L'attente, le manque, les désirs, les rêves, les drames et la solitude des hommes, bien ancrés dans la réalité, se dessinent en parallèle avec ceux de la nature qui voit son équilibre bouleversé, puis s'entremêlent, se rencontrent et se répondent.
Le lecteur se perd avec délice dans les différents lieux et les histoires intimes des personnages, puis il cherche avec eux, un chemin au cœur de la sansouïre...car chacune de ses histoires aura une fin, pas forcément celle que le lecteur attendait d'ailleurs soit dit en passant, comme dans la vraie vie.
Le roman est parsemé de lettres, de descriptions poétiques, de pensées intimes et parfois impudiques mais jamais dérangeantes et empreint d'une philosophie de vie tout à fait particulière. L'autrice crée un monde nouveau où le destin est en marche et où rien n'est inutile, même les souffrances.
Quand on sait par quoi elle est passée dans sa propre vie (elle est rescapée de l'attentat perpétré contre Charlie hebdo en janvier 2015, journal où elle était chroniqueuse judiciaire) son message prend tout son sens.
J'ai eu la chance de faire sa connaissance lors d'une rencontre d'auteur vraiment très émouvante qui a eu lieu dans ma région. J'ai aimé tout ce qu'elle a dit au public présent, sa sincérité quant à son vécu, et à sa nouvelle vie. Les personnes présentes étaient suspendues à ses lèvres dans un silence édifiant. Les extraits lus ce soir-là par Michèle Sebastia, une comédienne qui anime des ateliers théâtre, étaient minutieusement choisis. Sigolène Vinson est une belle personne, simple et modeste...et c'est donc dans ce contexte particulier que j'ai aimé découvrir son roman et le lire tranquillement pendant les vacances à un moment où j'ai pu le savourer et l'apprécier pleinement.

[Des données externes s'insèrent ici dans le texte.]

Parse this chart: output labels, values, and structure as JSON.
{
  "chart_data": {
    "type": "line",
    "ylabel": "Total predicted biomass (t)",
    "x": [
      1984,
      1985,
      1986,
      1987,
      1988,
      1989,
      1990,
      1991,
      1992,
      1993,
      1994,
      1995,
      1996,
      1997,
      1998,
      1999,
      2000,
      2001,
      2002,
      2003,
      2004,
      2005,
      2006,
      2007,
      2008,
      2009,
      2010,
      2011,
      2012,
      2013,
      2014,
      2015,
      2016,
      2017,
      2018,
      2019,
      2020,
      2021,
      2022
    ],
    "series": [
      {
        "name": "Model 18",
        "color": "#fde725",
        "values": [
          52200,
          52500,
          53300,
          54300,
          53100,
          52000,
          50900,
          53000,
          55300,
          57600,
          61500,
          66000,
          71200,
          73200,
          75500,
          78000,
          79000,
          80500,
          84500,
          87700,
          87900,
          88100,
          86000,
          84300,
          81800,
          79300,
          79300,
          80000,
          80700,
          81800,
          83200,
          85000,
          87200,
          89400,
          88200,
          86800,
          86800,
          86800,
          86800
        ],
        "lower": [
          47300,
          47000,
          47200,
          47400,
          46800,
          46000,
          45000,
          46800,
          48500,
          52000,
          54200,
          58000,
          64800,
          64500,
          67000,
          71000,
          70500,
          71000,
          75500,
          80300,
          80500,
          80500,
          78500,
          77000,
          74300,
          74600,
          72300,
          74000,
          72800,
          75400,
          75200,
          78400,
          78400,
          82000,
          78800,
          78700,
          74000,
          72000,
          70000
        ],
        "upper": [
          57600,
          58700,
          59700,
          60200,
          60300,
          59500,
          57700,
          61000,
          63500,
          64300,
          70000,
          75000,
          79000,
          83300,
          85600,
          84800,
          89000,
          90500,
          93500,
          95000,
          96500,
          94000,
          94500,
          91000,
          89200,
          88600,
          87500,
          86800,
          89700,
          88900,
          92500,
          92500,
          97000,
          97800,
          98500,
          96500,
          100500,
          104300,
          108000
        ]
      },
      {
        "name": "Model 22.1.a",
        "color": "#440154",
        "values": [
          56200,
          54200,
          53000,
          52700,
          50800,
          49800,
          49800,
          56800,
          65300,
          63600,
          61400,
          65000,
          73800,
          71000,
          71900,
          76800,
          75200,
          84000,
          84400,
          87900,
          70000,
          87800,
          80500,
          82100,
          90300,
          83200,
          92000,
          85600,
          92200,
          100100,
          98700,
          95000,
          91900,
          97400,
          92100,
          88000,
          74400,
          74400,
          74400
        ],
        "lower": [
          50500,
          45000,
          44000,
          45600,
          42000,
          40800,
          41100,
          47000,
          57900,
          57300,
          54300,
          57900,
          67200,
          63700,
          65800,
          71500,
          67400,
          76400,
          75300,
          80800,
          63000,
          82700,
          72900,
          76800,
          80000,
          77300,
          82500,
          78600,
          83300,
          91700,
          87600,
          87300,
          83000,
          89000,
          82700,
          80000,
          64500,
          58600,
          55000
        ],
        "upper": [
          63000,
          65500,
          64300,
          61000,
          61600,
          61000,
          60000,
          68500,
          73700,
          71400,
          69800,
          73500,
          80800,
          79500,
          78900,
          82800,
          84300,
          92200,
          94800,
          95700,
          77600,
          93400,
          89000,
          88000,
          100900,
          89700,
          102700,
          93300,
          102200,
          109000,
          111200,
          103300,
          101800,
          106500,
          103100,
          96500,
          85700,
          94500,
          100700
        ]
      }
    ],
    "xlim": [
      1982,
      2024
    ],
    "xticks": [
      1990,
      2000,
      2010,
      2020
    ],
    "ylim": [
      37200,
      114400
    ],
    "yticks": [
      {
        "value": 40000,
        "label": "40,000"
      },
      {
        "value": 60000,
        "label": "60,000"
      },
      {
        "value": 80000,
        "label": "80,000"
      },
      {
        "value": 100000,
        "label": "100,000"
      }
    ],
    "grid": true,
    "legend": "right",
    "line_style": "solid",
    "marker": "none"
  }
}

De Sigolène Vinson, j'ai lu et présenté ICI sur mon blog, "Courir après les ombres". Je n'avais plus rien lu d'elle depuis. Il faudra sérieusement que j'y remédie. Mais comme elle le dit si bien au début de son roman "Rien ne presse"...
Un soir, alors que Dedou et moi étions assises au bord de l'étang à nous frotter la peau de lavande pour éloigner les moustiques, elle m'avait demandé : "Pourquoi es-tu comme ça ?".
- Comment, comme ça ?
- A nager au milieu des méduses en croyant être une des leurs, à guetter les hippocampes et les syngnathes comme si ta vie dépendait d'eux, à parler aux sternes naines comme si elles te comprenaient.
- Je fais ça, moi ?
- Oui, tu fais ça. Et plus encore.
- Si tu le dis.
- Un drame ? Parce que c'est forcément un drame qui te fait parler aux petits oiseaux.